Since 1996, there have been several mass murders, such as the Childers backpackers' fire, the Snow Town murders and several cases where parents killed their children and themselves, by car exhaust." "The fact that those mass murders were not carried out with a firearm, makes them no less a tragedy, but this report ignores such events", explained Whelan. "To credit the 1996 Gun Laws with a drop in death by firearm is to blatantly ignore all the other influencing factors, which have occurred in Australia, during the past ten years!"

Whelan referred to a report issued by the Australian Institute of Criminology, (Facts and Figures 2005) which highlighted that Serious Assaults have been increasing at 6% per year, since 1995, which was FIVE TIMES the population increase! A.I.C report no. 46, Homicide Monitoring, stressed that advances in emergency medical care had helped serious assault victims who would otherwise have died. Whelan explained that, "To claim that the gun laws saved those lives, is an insult to those in the Medical Profession, who work so hard to efficiently save the lives of victims of crime." "Furthermore, the OECD report 2005, found that Australia ranked number one among developed countries, in crime victimisation.

Australia now has an estimated 200,000 private security guards, most armed with handguns, on patrol at our railway stations, clubs and shopping centres. The report makes no reference to the effectiveness of those armed guards, on having reduced the likelihood of mass murders."

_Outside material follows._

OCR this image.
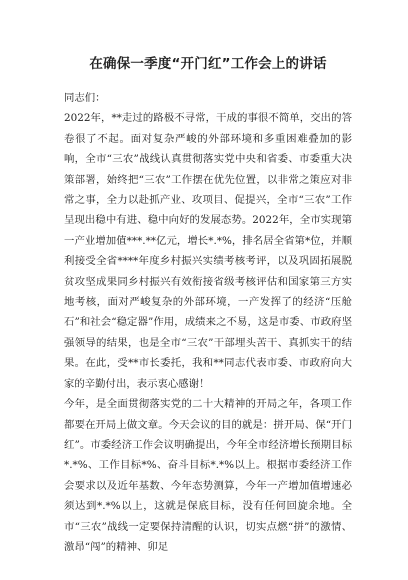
在确保一季度“开门红”工作会上的讲话

同志们：

2022年，**走过的路极不寻常，干成的事很不简单，交出的答卷很了不起。面对复杂严峻的外部环境和多重困难叠加的影响，全市“三农”战线认真贯彻落实党中央和省委、市委重大决策部署，始终把“三农”工作摆在优先位置，以非常之策应对非常之事，全力以赴抓产业、攻项目、促提兴，全市“三农”工作呈现出稳中有进、稳中向好的发展态势。2022年，全市实现第一产业增加值***.**亿元，增长*.*%，排名居全省第*位，并顺利接受全省****年度乡村振兴实绩考核考评，以及巩固拓展脱贫攻坚成果同乡村振兴有效衔接省级考核评估和国家第三方实地考核，面对严峻复杂的外部环境，一产发挥了的经济“压舱石”和社会“稳定器”作用，成绩来之不易，这是市委、市政府坚强领导的结果，也是全市“三农”干部埋头苦干、真抓实干的结果。在此，受**市长委托，我和**同志代表市委、市政府向大家的辛勤付出，表示衷心感谢！

今年，是全面贯彻落实党的二十大精神的开局之年，各项工作都要在开局上做文章。今天会议的目的就是：拼开局、保“开门红”。市委经济工作会议明确提出，今年全市经济增长预期目标*.*%、工作目标*%、奋斗目标*.*%以上。根据市委经济工作会要求以及近年基数、今年态势测算，今年一产增加值增速必须达到*.*%以上，这就是保底目标，没有任何回旋余地。全市“三农”战线一定要保持清醒的认识，切实点燃“拼”的激情、激昂“闯”的精神、卯足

Other conclusions referred to in the report are also in error, claimed Whelan. "To say that taking a semi-automatic (multiple shot) firearm from someone intent on suicide, will somehow stop that person committing suicide, is bordering on stupidity! Firstly, suicide with a firearm involves a single shot! Secondly, a depressed, suicidal person will find another method, be it rope or car exhaust, if a firearm isn't available.

The many reports of suicides, following the 1996/97 buy back, as gun owners witnessed their family heirlooms, or favourite shotgun crushed, are confirmed in the figures contained in the Alpers and Chapman report. Whelan explained, "Non-firearm suicide rates increased dramatically, in the years 1997 and 1998. The rate per 100,000 pop. had been around 10.00, but in those two years it increased to 12.91 and 13.09! We would expect that those who supported the gun crushing program would spare a thought for the families of those who died so needlessly after having been accused of being criminals." "If the $One Billion wasted on gun crushing had been spent on improvements in Mental Health and Suicide Prevention programs, the Australian Community would have been a lot better off", claimed Whelan.

CLASS Action, along with other shooting groups, also disagree with the reference contained in the report to "removal of 700,000 guns", which were destroyed during the buy back. "Most gun owners who had to hand in an old banned, semi-automatic rabbit rifle, or fox gun, received over-valued amounts in payment. They simply used that money to buy a new gun and in many cases bought two or three new guns, so they could continue to enjoy their sport." explained Whelan.